Les participants au Sommet ont principalement discuté épargne mondiale et consommation. Le gouverneur de la Banque centrale chinoise, Zhou Xiaochuan, a pour sa part parlé des taux d'épargne élevés en Chine et du besoin d'accroître les dépenses des ménages chinois. Il a également proposé 6 scénarios possibles de développement de l'économie mondiale pour les années à venir.
Selon certains participants, la Chine aussi bien que les États-Unis doivent apporter certains changements à leurs façons d'épargner. On reproche à la Chine d'avoir un taux de dépôt trop élevé, alors que celui des Américains serait trop bas. Zhou Xiaochuan affirme que la Chine est prête à faire des efforts pour régler ce problème, mais qu'il ne faut pas surestimer l'impact des 2 pays. Il croit que le meilleur moyen de diminuer le taux d'épargne est d'accroître la consommation des ménages. Mais il ajoute que cela est plus facile à dire qu'à faire, puisque la structure actuelle de distribution des revenus ne pourra pas être modifiée du jour au lendemain.
Zhou Xiaochuan a également parlé de la direction que prendra l'économie mondiale dans les prochaines années. Il a proposé 6 scénarios.
Pour Zhou, le meilleur scénario est celui dans le cadre duquel le taux d'épargne des ménages américains augmente, alors que les dépenses des consommateurs chinois augmentent aussi. Cela contribuerait à corriger le déséquilibre mondial. Mais Zhou prévient qu'il sera difficile d'en arriver là.
En vertu du 2ème scénario, l'épargne des ménages américains augmente, et le pays diminue sa dépendance aux importations chinoises. Cela mènerait à une surcapacité, à une diminution du nombre d'emplois et à une croissance économique moins importante en Chine. Selon Zhou, il s'agit d'une situation à éviter.

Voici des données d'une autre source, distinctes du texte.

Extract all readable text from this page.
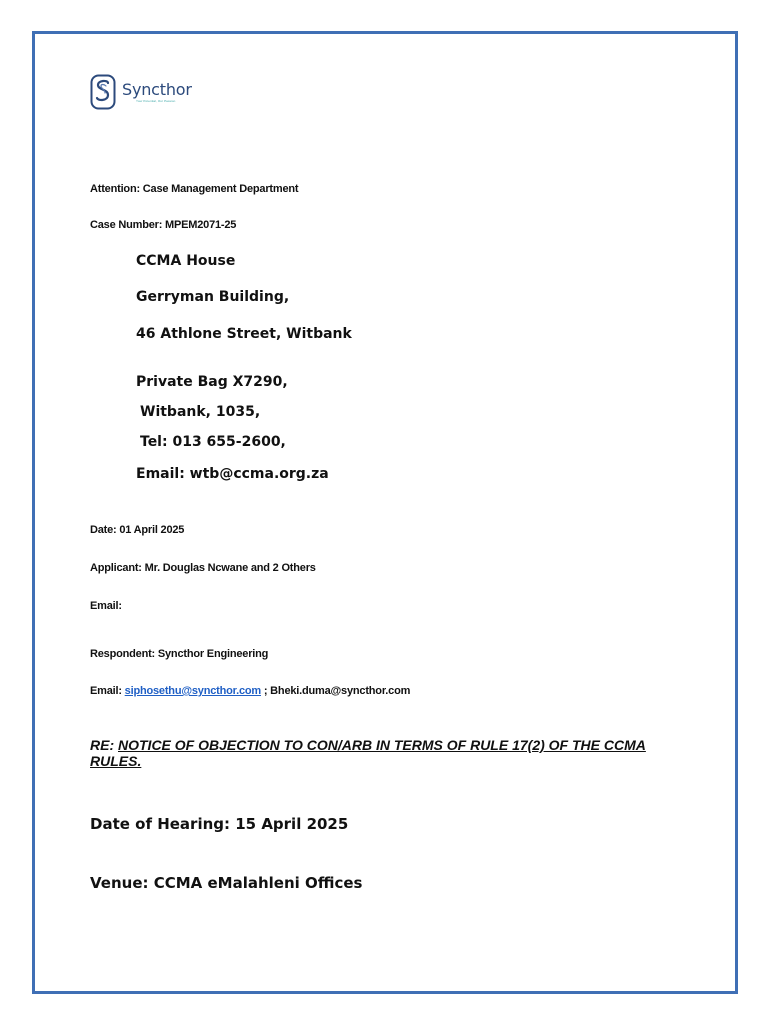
Syncthor
Your Potential, Our Passion
Attention: Case Management Department
Case Number: MPEM2071-25
CCMA House
Gerryman Building,
46 Athlone Street, Witbank
Private Bag X7290,
Witbank, 1035,
Tel: 013 655-2600,
Email: wtb@ccma.org.za
Date: 01 April 2025
Applicant: Mr. Douglas Ncwane and 2 Others
Email:
Respondent: Syncthor Engineering
Email: siphosethu@syncthor.com ; Bheki.duma@syncthor.com
RE: NOTICE OF OBJECTION TO CON/ARB IN TERMS OF RULE 17(2) OF THE CCMA RULES.
Date of Hearing: 15 April 2025
Venue: CCMA eMalahleni Offices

Selon le 3ème scénario, le taux d'épargne augmente aux États-Unis, et la Chine se concentre sur les investissements intérieurs. Les investissements dans l'urbanisation contribuent à diminuer les surplus d'épargne.
Le 4ème scénario propose également une hausse du taux d'épargne américain. La Chine, elle, accroît ses investissements à l'étranger. Cela bénéficie aux pays en voie de développement, et le surplus commercial de la Chine n'est plus une source majeure de conflit.

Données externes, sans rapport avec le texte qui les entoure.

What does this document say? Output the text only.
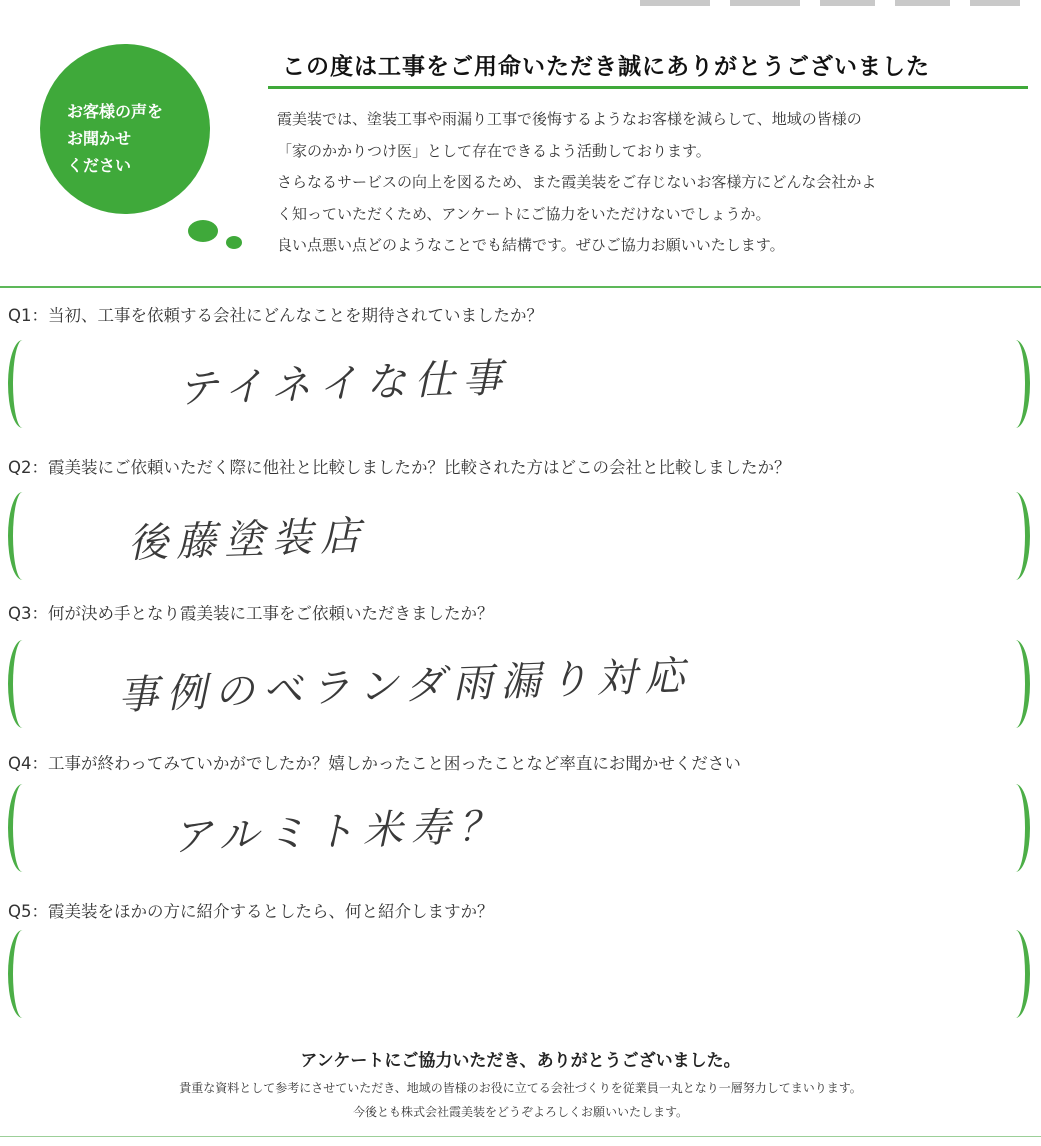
お客様の声を
お聞かせ
ください
この度は工事をご用命いただき誠にありがとうございました
霞美装では、塗装工事や雨漏り工事で後悔するようなお客様を減らして、地域の皆様の
「家のかかりつけ医」として存在できるよう活動しております。
さらなるサービスの向上を図るため、また霞美装をご存じないお客様方にどんな会社かよ
く知っていただくため、アンケートにご協力をいただけないでしょうか。
良い点悪い点どのようなことでも結構です。ぜひご協力お願いいたします。
Q1：当初、工事を依頼する会社にどんなことを期待されていましたか？
テイネイな仕事
Q2：霞美装にご依頼いただく際に他社と比較しましたか？比較された方はどこの会社と比較しましたか？
後藤塗装店
Q3：何が決め手となり霞美装に工事をご依頼いただきましたか？
事例のベランダ雨漏り対応
Q4：工事が終わってみていかがでしたか？嬉しかったこと困ったことなど率直にお聞かせください
アルミト米寿？
Q5：霞美装をほかの方に紹介するとしたら、何と紹介しますか？
アンケートにご協力いただき、ありがとうございました。
貴重な資料として参考にさせていただき、地域の皆様のお役に立てる会社づくりを従業員一丸となり一層努力してまいります。
今後とも株式会社霞美装をどうぞよろしくお願いいたします。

Le 5ème scénario s'intéresse à la possibilité que les États-Unis ne parviennent pas à faire monter leur taux d'épargne. La consommation reste élevée. Mais les ajustements de la Chine portent fruits, et une partie de la capacité de production est transférée à l'étranger. Dans ce cas, les États-Unis devraient continuer de vivre avec un déficit commercial.

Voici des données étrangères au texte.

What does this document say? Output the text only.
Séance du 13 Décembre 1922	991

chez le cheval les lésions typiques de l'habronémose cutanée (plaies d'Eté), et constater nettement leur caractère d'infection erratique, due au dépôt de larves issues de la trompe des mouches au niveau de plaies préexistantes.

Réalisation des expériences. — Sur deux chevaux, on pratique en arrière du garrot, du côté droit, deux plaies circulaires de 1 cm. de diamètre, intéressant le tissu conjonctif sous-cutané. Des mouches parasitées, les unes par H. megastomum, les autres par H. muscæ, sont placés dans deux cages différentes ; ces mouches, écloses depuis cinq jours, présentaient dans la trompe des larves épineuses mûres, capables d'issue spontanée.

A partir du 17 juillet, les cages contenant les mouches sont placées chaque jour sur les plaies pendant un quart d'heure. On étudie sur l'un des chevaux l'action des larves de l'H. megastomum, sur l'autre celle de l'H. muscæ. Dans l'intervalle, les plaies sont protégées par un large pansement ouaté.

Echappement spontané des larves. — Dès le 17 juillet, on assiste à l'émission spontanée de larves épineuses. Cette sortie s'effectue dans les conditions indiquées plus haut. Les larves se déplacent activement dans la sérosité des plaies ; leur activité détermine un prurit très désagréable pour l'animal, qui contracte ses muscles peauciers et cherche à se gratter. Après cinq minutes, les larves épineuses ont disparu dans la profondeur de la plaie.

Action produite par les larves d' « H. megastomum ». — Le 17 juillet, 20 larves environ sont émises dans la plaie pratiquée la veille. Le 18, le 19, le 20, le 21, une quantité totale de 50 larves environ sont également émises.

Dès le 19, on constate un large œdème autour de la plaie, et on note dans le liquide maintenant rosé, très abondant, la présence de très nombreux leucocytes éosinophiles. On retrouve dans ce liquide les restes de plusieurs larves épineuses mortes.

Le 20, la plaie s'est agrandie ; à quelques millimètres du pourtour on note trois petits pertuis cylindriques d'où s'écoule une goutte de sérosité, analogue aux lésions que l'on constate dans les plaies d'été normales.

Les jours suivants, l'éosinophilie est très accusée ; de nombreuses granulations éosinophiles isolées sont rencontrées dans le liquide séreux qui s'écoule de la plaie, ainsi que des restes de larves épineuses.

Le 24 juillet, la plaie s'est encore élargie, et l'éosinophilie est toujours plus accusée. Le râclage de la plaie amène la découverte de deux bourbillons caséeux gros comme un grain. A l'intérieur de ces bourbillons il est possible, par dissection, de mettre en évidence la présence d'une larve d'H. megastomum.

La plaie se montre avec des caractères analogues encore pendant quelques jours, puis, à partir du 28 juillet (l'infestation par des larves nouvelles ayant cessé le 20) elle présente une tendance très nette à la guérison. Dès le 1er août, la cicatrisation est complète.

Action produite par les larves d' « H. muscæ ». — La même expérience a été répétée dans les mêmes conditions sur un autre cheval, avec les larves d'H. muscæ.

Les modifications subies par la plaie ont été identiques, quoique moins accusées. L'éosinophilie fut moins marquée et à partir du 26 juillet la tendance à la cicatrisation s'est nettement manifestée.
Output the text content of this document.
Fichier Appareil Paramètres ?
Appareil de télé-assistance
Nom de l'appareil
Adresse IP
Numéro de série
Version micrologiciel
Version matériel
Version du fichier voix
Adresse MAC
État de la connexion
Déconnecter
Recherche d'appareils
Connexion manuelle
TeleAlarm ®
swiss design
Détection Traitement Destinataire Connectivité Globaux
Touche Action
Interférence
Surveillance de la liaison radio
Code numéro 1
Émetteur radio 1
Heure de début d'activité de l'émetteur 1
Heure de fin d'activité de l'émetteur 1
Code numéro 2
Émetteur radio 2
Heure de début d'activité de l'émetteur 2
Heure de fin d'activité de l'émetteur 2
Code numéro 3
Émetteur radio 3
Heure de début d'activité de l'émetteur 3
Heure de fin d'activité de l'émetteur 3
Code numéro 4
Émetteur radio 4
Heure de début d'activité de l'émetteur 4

Le 6ème scénario suggère que tous les efforts d'ajustement sont faits en vain, que les déséquilibres économiques persistent, et que le protectionnisme se renforce. C'est, selon Zhou Xiaochuan, un scénario qui n'est pas souhaitable.
1. Le taux d'épargne des ménages américains augmente.
Les dépenses des consommateurs chinois augmentent aussi.
2. Le taux d'épargne des ménages américains augmente, et le pays diminue sa dépendance aux importations chinoises.
Surcapacité, moins d'emplois et taux de croissance plus bas en Chine.
3. Le taux d'épargne des ménages américains augmente.
La Chine se concentre sur les investissements intérieurs. Les investissements d'urbanisation mènent à la chute des surplus d'épargne.
4. Le taux d'épargne des ménages américains augmente.
La Chine transfert des investissements à l'étranger. Le surplus commercial de la Chine cesse d'être une source majeure de conflit.
5. Les États-Unis ne parviennent pas à soutenir le taux d'épargne; la consommation reste élevée.
Les efforts d'ajustement de la Chine portent fruits. Une partie de la capacité de production est transférée à l'étranger.
6. Tous les efforts d'ajustement échouent.
Les déséquilibres économiques persistent, et le protectionnisme s'intensifie.